As with all the Music@Menlo concerts, a "Prelude Performance" by some of the festival's younger musicians preceded the evening's main event. These are always a real treat, rendered even more valuable by being free (and, in this case, not completely sold-out like the main show). Maya Hartman (piano), Tien-Hsin Wu and Andrew Beer (violins), Frank Shaw (viola), and Nicholas Canellakis (cello) gave a splendid rendition of César Franck's Piano Quintet. Theirs was a solid but not overweighty Germanic style that fit Franck's music better than it would apply to any other French composer. It did not sound like Brahms, but it could have been his relative.

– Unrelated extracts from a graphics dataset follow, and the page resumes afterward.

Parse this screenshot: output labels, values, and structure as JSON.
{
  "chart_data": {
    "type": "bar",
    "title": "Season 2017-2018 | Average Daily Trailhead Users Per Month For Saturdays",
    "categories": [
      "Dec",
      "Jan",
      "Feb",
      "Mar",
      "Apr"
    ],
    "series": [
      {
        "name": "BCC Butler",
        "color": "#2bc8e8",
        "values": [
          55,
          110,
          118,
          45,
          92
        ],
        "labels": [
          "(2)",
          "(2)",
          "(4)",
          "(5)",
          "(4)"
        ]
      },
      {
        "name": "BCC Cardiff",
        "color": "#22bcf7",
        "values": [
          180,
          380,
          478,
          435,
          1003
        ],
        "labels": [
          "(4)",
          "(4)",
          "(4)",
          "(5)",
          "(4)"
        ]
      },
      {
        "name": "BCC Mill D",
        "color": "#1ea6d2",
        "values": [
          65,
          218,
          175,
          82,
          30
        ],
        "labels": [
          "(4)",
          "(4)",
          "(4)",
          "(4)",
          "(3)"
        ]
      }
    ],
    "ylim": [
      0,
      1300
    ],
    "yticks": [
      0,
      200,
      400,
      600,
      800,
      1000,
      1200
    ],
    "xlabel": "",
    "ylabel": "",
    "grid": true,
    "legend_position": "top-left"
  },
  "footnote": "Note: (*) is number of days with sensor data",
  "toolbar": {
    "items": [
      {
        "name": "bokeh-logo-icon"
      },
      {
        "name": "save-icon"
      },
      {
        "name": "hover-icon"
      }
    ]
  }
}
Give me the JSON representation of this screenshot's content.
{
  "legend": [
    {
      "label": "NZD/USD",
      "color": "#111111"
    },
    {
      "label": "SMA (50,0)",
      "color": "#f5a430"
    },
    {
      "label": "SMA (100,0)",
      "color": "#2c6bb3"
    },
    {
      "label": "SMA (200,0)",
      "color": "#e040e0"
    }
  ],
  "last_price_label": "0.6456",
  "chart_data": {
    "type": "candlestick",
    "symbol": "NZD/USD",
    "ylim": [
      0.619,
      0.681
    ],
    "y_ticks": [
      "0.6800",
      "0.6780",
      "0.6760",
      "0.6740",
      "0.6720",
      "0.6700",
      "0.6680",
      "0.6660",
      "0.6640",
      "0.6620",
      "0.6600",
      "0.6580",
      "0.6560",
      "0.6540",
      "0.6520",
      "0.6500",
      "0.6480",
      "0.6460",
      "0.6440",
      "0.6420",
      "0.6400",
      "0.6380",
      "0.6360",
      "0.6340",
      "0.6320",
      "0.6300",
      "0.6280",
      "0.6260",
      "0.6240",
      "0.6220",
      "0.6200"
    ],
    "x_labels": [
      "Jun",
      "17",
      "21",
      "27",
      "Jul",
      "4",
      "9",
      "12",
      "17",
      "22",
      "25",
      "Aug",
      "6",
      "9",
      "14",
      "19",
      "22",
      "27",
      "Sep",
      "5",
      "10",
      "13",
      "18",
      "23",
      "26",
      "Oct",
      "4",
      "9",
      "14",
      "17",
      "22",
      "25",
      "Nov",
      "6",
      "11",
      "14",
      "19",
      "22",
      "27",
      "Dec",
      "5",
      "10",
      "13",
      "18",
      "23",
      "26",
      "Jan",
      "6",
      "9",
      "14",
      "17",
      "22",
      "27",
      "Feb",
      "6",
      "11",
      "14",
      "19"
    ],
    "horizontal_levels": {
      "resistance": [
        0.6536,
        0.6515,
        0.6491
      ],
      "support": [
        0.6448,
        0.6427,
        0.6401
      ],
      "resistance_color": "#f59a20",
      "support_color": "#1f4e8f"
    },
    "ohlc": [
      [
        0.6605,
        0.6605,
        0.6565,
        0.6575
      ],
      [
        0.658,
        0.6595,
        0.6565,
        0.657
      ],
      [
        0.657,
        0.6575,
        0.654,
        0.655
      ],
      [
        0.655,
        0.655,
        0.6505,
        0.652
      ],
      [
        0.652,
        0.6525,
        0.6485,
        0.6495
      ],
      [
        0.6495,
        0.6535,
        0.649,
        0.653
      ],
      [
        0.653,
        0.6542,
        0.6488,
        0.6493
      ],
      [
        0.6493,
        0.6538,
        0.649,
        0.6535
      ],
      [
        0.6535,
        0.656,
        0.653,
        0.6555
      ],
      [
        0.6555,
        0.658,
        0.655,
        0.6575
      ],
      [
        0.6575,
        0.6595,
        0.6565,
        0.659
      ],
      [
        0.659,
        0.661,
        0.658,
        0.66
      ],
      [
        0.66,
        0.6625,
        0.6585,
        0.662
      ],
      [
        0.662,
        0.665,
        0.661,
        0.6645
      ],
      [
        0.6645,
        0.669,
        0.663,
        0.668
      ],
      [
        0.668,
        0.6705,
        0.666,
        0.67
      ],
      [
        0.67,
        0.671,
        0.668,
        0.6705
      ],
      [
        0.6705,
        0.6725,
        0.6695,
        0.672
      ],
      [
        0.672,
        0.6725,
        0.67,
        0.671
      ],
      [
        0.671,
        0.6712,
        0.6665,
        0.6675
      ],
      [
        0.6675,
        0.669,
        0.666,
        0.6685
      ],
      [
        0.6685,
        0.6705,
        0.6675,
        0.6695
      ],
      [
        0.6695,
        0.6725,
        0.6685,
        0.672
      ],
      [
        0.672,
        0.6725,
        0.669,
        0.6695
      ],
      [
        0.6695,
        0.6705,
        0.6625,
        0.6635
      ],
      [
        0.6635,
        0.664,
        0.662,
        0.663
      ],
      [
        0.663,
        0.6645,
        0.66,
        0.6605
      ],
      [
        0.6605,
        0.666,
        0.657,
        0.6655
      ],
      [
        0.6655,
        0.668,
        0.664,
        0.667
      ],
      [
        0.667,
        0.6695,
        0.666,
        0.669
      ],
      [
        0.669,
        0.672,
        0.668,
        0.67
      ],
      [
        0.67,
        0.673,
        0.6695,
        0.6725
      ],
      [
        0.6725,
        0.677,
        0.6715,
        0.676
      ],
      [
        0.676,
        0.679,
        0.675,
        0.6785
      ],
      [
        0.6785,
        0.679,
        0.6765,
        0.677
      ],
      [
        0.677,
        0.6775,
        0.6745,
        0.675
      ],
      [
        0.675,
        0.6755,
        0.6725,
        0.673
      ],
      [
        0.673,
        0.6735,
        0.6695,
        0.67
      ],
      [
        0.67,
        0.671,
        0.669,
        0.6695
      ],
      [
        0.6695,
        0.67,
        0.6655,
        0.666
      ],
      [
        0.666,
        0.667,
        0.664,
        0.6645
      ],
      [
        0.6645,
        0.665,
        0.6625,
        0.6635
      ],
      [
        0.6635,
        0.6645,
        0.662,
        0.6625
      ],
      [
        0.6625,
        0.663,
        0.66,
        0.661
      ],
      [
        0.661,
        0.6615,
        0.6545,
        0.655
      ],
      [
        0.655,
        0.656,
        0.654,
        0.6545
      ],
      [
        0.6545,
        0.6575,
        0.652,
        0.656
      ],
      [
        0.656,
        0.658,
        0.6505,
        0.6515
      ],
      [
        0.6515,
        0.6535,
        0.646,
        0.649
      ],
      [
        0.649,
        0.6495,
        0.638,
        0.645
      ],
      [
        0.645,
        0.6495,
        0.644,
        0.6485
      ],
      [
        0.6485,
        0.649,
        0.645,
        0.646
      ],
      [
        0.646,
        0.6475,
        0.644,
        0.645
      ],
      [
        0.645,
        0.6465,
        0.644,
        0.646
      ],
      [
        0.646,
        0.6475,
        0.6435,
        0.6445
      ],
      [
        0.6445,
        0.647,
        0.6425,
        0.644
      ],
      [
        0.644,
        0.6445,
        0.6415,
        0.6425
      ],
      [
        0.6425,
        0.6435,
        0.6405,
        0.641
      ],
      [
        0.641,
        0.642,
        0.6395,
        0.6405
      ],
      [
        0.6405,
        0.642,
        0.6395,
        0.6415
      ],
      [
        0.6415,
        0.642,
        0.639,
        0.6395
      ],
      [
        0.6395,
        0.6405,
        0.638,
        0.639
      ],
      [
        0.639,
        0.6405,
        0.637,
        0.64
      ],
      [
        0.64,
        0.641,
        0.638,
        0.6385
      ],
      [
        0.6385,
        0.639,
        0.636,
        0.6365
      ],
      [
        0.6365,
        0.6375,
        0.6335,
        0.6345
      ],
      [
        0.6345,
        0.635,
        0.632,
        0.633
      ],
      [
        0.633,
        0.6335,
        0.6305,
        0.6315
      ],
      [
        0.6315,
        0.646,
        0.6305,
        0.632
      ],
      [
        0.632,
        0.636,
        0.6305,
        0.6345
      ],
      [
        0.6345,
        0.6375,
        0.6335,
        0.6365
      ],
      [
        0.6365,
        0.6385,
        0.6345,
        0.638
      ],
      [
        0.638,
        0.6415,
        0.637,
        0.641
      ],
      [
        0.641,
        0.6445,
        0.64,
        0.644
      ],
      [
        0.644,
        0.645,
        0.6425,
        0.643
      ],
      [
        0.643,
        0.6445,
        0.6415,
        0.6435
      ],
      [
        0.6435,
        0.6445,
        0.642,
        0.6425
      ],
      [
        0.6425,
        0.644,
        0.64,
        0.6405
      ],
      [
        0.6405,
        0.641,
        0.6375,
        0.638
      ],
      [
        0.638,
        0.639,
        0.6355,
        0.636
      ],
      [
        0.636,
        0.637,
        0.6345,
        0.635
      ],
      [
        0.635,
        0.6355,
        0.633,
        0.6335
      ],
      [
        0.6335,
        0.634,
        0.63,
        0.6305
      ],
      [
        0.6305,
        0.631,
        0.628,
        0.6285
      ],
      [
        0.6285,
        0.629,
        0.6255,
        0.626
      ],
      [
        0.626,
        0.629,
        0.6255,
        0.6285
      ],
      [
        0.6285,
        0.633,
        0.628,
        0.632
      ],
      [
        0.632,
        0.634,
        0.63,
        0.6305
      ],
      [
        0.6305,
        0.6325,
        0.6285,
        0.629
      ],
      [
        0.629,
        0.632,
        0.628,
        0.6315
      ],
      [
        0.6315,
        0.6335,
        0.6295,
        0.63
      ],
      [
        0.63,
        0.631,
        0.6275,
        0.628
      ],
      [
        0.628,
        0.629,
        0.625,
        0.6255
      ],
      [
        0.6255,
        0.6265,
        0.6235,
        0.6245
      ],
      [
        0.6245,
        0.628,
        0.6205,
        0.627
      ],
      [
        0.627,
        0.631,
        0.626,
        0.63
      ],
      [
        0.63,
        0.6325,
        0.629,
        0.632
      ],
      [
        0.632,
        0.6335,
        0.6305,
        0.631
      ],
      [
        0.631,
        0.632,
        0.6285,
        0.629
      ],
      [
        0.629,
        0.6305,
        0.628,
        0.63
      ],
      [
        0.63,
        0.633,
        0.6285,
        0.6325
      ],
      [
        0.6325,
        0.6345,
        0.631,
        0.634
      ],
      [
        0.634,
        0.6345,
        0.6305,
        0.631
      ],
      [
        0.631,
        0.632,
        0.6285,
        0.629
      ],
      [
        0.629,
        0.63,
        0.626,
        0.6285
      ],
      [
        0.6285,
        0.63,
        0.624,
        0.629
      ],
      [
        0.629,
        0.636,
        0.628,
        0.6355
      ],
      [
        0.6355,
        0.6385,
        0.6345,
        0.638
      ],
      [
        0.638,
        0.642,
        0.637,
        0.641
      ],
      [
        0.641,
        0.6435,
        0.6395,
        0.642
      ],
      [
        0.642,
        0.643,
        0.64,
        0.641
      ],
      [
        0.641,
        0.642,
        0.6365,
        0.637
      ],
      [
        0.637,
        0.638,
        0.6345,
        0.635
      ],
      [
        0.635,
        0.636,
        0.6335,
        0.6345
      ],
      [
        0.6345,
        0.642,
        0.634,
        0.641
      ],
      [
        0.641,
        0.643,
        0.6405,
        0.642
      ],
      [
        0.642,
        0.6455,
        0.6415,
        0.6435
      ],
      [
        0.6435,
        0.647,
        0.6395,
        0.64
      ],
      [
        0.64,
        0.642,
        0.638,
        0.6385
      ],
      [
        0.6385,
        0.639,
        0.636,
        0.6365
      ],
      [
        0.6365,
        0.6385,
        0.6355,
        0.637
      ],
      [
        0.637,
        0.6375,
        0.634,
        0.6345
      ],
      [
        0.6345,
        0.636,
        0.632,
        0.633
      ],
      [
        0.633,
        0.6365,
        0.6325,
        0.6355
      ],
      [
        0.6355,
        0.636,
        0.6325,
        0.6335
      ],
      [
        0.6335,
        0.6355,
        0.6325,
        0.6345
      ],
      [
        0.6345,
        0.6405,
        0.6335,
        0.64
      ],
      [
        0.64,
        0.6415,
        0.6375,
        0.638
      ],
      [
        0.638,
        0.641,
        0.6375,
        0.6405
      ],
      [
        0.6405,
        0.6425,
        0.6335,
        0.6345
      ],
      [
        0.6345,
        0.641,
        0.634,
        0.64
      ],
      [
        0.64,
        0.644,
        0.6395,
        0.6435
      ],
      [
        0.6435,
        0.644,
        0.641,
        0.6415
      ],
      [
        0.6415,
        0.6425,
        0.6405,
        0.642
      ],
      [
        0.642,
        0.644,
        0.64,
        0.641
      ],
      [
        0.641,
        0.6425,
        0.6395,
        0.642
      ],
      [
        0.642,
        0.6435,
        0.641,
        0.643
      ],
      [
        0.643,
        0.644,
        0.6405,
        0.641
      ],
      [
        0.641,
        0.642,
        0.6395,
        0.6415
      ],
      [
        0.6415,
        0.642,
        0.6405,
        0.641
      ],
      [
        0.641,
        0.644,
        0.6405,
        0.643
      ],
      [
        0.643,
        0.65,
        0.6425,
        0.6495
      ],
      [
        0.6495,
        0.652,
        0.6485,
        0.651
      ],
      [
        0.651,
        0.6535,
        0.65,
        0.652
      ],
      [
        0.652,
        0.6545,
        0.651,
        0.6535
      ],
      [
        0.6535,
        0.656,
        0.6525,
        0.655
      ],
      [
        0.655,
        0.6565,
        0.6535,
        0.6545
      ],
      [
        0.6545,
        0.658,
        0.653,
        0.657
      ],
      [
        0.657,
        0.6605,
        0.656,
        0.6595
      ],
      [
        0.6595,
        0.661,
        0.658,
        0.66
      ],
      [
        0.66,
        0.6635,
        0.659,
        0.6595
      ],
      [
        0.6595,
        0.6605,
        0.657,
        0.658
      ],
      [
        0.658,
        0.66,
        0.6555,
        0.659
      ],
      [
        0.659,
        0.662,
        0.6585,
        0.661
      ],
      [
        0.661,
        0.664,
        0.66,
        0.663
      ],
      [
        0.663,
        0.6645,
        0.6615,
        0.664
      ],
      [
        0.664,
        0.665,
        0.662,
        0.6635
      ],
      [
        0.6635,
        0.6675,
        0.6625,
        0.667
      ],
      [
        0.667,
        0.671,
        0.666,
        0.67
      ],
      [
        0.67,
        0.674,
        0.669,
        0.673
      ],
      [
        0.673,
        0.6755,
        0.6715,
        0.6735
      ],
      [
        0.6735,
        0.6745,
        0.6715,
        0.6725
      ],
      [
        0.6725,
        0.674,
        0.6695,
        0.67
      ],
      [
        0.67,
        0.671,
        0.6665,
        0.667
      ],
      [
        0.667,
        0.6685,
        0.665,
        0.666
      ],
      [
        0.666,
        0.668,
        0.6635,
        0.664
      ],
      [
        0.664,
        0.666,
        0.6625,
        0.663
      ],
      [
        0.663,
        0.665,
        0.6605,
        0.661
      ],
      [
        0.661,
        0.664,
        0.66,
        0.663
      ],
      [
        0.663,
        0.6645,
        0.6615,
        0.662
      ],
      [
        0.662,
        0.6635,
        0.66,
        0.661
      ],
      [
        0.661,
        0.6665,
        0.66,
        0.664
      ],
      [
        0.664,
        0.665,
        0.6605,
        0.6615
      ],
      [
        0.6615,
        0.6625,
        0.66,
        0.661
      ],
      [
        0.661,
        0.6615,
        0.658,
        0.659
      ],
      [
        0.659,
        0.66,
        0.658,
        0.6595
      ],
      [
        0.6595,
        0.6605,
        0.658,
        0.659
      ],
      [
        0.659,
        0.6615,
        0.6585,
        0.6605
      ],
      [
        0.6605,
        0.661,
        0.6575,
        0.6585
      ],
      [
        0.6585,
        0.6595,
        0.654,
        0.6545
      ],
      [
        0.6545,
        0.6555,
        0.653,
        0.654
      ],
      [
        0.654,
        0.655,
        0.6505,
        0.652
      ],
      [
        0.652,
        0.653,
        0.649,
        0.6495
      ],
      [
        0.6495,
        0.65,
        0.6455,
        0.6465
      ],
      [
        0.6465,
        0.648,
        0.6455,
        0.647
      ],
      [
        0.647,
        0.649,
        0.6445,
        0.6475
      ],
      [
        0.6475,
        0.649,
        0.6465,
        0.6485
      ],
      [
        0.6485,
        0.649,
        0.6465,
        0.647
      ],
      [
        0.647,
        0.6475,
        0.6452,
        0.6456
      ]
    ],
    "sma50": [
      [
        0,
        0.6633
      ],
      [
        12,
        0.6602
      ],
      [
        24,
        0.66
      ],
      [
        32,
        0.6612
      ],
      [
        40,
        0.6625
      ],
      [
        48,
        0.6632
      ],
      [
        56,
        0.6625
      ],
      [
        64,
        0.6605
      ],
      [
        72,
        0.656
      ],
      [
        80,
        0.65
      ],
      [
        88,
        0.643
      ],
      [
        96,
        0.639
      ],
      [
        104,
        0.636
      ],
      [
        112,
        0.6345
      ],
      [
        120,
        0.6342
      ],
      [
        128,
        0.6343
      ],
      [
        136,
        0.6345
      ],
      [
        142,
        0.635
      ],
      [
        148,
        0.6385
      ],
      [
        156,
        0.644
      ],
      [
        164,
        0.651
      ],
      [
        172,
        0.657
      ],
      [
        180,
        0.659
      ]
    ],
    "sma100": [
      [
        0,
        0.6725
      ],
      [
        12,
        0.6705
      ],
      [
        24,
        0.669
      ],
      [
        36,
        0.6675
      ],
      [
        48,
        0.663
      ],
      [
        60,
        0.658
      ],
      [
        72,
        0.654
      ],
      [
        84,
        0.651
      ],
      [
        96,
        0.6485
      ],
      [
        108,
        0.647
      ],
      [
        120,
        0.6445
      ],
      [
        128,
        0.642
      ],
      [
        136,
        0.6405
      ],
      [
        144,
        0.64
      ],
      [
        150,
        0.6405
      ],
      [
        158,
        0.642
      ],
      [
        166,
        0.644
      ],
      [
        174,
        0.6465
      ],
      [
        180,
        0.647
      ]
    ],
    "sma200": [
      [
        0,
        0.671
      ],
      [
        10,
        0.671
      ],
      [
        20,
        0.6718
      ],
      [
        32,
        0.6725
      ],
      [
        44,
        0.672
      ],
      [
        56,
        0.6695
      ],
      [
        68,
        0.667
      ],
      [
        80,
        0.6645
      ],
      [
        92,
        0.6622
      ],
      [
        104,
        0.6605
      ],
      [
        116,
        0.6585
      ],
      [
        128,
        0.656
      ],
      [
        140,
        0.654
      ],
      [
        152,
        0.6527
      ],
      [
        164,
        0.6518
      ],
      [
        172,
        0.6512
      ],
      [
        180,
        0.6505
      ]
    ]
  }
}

They were followed by Gloria Chien (piano), Bella Hristova (violin), Edward Klorman (viola), and Jacqueline Choi (cello), in an all-around chipper version of Mozart's Piano Quartet in E-flat, K. 493. The Franck seemed to mesh with the Mozart in a way that Messiaen did not. Despite the lack of any overlap in performers between the works, the Prelude had a unity that the main concert ultimately lacked.(David Bratman is a librarian who lives with his lawfully wedded soprano and a wall full of symphony recordings.)